Arif langsung memeluk tubuh istrinya yang masih terisak disana dengan mata yang masih mengalirkan bulir bulir bening.
"maaaas....sakit..."ucap nana sambil mengangkat sedikit tangan kanannya yang masih nyeri.
"aaaakhhh...sayang...kurain apa...aku kan jadi khawatir...nggak ada suara aku dengar dari luar...kirain kamu ngilang gitu aja tahu nggak sih..."gerutu Arif campur gemas di nada suaranya,namun tanganya yang masih memeluk tubuh istrinya tidak mampu untuk tidak menenangkan istrinya.
"sudah sudah...aku bilang apa?aku mau bantu kamu mandi...kamunya ngeyel sih...sok kuat sok apa lah..."
ucap Arif lagi yang kini sedikit memarahi nana disana.

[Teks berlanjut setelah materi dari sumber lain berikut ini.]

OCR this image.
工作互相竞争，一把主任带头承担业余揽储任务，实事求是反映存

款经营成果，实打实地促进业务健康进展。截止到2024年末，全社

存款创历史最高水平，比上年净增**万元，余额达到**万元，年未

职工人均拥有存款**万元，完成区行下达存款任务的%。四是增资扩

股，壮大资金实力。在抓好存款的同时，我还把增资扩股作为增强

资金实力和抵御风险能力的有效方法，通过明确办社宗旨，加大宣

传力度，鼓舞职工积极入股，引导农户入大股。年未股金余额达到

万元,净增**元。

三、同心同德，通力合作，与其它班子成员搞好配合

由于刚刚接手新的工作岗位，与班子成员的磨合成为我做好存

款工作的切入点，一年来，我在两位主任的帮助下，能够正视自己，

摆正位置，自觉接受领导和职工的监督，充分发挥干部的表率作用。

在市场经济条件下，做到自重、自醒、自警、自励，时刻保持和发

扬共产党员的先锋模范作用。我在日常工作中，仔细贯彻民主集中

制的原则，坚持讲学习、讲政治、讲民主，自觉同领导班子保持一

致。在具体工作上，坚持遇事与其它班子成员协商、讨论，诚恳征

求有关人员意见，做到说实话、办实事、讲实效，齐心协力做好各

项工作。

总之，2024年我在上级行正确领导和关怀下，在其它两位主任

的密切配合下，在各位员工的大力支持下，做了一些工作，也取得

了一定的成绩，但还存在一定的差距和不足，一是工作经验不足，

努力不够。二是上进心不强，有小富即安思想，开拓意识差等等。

"Apaan sih mas...aku kesakitan malah kamu marah marahin...tega banget sih..."gerutu nana sambil mendorong tubuh suaminya agar sedikit menjauh darinya.
"ayo sini...aku bantu lepasin bajunya sayang..."ucap arif sambil berjongkok di hadapan istrinya.
"tapi maaaas....aku malu..."ucap jujur nana sambil sesekali menutupi area perut hingga dada nya yang sudah terbuka sebagian itu.
"aku gemaaas aku ambil gunting....aku gunting semua aku robek sekalian..."ucap Arif yang sudah mulai gemas dengan tingkah malu malu istrinya,meski ia membutuhkan bantuannya.
"jangan ngintip tapi...janji?"ucap nana lagi sambil mencoba jari jari tangan nya menutup mata sang suami.
"ya kali aku nutup mata terus bisa lepas sendiri tu baju...mau???"ucap Arif sambil meraih tangan istrinya dan memeganginya disana.